Die Werbung trichtert uns auf allen Kanälen ein, dass es so etwas wie „Genug“ gar nicht geben kann. Immer gibt es angeblich etwas noch Besseres, noch Schöneres, noch Neueres, ohne das unser Leben unvollkommen ist.
Würden wir stattdessen erkennen, dass wir schon jetzt genug haben, würden wir aufhören zu kaufen. Kein Unternehmen kann das wollen. Deshalb müssen wir weiter in dem Glauben leben, dass uns zu unserem Glück immer noch mindestens ein Produkt fehlt. Genug ist kein Geschäftsmodell.
Ich bin der Überzeugung: Wenn wir wüssten, wann wir genug haben, könnten wir den Verlockungen der Konsumkultur leichter widerstehen. Wir wären zufriedener mit den Dingen, die wir bereits haben. Wir würden weniger Gerümpel anhäufen und hätten weniger Stress. Und dafür mehr Geld, Energie und Zeit für die wichtigen Dinge.
Definieren wir also gemeinsam, was für uns genug ist. Schaffen wir Klarheit bezüglich der Dinge, die wir nicht brauchen und deshalb nicht wollen. Und erkennen wir, was für uns wirklich entscheidend für ein zufriedenes Leben ist.

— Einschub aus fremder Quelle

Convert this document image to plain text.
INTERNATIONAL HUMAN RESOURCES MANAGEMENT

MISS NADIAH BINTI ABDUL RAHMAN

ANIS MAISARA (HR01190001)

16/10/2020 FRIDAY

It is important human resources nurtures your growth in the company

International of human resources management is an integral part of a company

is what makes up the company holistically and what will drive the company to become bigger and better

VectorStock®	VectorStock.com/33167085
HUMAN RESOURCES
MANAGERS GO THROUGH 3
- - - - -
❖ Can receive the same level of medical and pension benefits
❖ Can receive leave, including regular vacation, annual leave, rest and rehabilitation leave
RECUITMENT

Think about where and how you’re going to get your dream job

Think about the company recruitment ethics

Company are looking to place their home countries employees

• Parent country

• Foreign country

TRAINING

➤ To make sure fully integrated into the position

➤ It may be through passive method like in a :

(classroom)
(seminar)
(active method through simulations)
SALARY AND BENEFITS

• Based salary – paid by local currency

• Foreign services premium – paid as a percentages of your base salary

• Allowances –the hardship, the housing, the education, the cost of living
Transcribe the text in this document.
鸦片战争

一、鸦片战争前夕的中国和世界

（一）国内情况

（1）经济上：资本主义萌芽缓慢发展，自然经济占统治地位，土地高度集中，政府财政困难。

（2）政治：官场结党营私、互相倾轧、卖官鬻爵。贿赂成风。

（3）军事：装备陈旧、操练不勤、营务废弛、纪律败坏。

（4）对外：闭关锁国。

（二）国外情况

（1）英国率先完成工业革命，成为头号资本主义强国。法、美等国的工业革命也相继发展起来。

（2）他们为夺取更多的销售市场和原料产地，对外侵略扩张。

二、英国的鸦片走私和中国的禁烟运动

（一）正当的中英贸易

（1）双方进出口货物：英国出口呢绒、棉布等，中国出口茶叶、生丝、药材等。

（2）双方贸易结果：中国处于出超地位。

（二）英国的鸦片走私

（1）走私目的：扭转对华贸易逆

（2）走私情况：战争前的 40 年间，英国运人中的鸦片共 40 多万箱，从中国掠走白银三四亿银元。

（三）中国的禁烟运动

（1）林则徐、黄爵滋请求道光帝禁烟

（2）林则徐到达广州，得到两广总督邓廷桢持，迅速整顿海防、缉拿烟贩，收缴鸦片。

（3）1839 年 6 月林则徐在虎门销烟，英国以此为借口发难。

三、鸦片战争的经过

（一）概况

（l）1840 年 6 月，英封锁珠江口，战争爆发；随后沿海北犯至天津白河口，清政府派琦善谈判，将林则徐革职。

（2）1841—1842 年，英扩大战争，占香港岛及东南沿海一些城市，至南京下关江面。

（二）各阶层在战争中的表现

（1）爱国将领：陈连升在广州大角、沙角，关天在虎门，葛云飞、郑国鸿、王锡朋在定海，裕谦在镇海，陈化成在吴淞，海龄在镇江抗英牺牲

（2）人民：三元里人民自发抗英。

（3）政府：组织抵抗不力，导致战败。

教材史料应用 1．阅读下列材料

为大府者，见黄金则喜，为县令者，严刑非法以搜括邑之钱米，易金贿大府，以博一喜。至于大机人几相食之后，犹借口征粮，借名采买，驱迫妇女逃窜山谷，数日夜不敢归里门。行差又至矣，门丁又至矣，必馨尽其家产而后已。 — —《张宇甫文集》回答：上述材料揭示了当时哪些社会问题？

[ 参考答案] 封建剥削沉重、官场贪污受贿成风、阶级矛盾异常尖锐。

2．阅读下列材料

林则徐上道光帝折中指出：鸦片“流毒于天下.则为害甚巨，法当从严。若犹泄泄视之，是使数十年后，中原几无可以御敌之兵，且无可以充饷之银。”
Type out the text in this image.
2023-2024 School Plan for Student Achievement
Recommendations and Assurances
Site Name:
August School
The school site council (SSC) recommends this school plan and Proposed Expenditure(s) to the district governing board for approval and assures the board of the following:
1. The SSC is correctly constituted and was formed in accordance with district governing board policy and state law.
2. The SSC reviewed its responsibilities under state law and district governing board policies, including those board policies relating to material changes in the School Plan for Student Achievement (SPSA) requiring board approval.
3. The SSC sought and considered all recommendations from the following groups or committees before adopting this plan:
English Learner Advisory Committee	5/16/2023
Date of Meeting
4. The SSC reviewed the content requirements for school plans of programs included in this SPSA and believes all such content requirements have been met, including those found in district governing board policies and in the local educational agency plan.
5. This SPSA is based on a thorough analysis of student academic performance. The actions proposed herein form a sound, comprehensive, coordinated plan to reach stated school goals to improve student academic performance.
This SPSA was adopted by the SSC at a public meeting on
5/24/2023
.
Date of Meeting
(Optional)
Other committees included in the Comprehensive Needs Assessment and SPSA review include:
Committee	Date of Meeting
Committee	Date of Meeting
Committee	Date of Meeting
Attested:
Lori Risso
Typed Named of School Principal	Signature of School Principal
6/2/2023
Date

Warum genug nicht einfach zu definieren ist
Herauszufinden, wann Du genug hast, kann zugegebenermaßen eine große Herausforderung sein. Aus mehreren Gründen:
1. Für jeden von uns bedeutet „Genug“ etwas anderes
Es gibt Minimalisten, die sich mit extrem wenigen Dingen zufrieden geben, für die jeder überflüssige Gegenstand eine Belastung darstellt. Es gibt aber auch Menschen, die fühlen sich rundum wohl inmitten einer Schar aus Erinnerungsstücken und möchten sich gar nicht davon trennen.
Es gibt keine magische Zahl, die beschreibt wie viele Dinge denn nun genug sind. Jeder muss selbst herausfinden, wie viel er oder sie braucht.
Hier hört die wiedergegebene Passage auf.